As I stood there in the kitchen cooking over the hot coals, all the ladies watching it hit me hard in the throat, this is how to make it go on forever.  One day some world race team from only God knows where is going to come stay with pastor Amos in Sumba Wanga and Lucy is going to make them eggs for lunch. They are going to think about what a wonderful Tanzanian dish they have eaten without any idea that the thanks they owe belong to a little old Mexican man from California whom they will never have the privilege to meet.

A week or so ago I just got the urge to have something familiar. The Tanzanian language barrier had limited our menu items to onion, tomato, avocado and bread, rice, beans and oatmeal. Day after day of the same meal can get tiresome so it the name of variety I decided to make scrambled eggs the way my grandpa use to. I cut up the onion and tomato, sautéed them and added the eggs. Lucy, who cooks for us, kept an irritated eye on me and let me have my fun.

The month before in Uganda cookie lessons had been a point of excitement and everyone wanted to be involved. I would be lying to say my feelings weren’t hurt when I was met with irritation rather than excitement at my attempts to navigate the African kitchen, but I persevered. When the eggs were finished I offered some to Lucy and the other ladies in the kitchen, I took the rest to the table, when I returned to the kitchen I found them feeding the eggs to the baby and was sure that they didn’t like them. My team however, loved them so I was happy. When Koku came over later I asked her to ask Lucy if she could make the eggs the way I had, she said she could and two days later we had them for Lunch again and so did the Pastor’s family.

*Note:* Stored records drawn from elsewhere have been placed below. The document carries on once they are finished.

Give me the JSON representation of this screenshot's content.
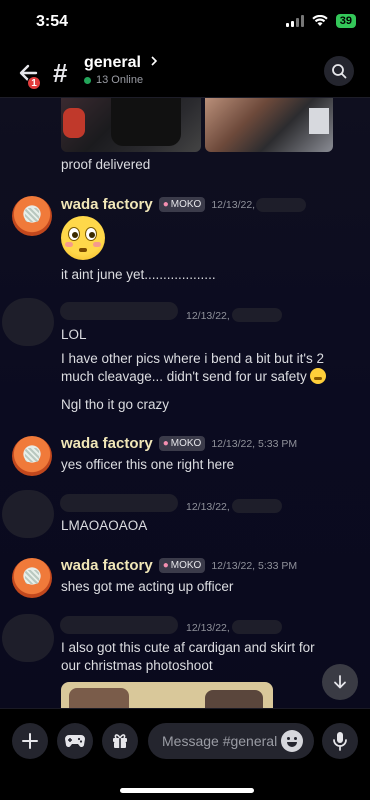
{
  "status": {
    "time": "3:54",
    "battery": "39"
  },
  "header": {
    "notification_count": "1",
    "channel_name": "general",
    "online_count": "13 Online"
  },
  "messages": {
    "m0_text": "proof delivered",
    "m1": {
      "author": "wada factory",
      "role": "MOKO",
      "timestamp": "12/13/22,",
      "text": "it aint june yet..................."
    },
    "m2": {
      "timestamp": "12/13/22,",
      "text1": "LOL",
      "text2": "I have other pics where i bend a bit but it's 2 much cleavage... didn't send for ur safety",
      "text3": "Ngl tho it go crazy"
    },
    "m3": {
      "author": "wada factory",
      "role": "MOKO",
      "timestamp": "12/13/22, 5:33 PM",
      "text": "yes officer this one right here"
    },
    "m4": {
      "timestamp": "12/13/22,",
      "text": "LMAOAOAOA"
    },
    "m5": {
      "author": "wada factory",
      "role": "MOKO",
      "timestamp": "12/13/22, 5:33 PM",
      "text": "shes got me acting up officer"
    },
    "m6": {
      "timestamp": "12/13/22,",
      "text": "I also got this cute af cardigan and skirt for our christmas photoshoot"
    }
  },
  "composer": {
    "placeholder": "Message #general"
  },
  "icons": [
    "back-arrow-icon",
    "search-icon",
    "plus-icon",
    "gamepad-icon",
    "gift-icon",
    "emoji-icon",
    "microphone-icon",
    "chevron-down-icon"
  ]
}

My mother always makes soup for us on the first rainy day and frequently when we are sick, so when rain season started it was on my mind, when I got tonsillitis it was on my heart, when Jer and Jen got sore throats it was in the pot. I got as many of the ingredients as I could find in Sumba Wanga but celery and zucchini just aren’t on the menu here, so I made due.  It started out just Lucy and I, then her friend came to watch, then the pastor’s mother, then his wife, then Koku’s mother. The kitchen became increasingly cramped with all the observers. Becks served as my sue chef and peeled, chopped and stirred with the best of them. Everybody got some chicken soup for dinner that night.

Tonight I made chicken with a  creamy mushroom gravy, mashed potatoes with sweet corn and spinach mixed in them. That’s my contribution to Tanzanian cuisine. Three generations of my family represented in meals here. My mother and my grandpa may never get to see Africa or step foot on her rich red soil but they live here, and I live here every time someone enjoys the meals we taught them.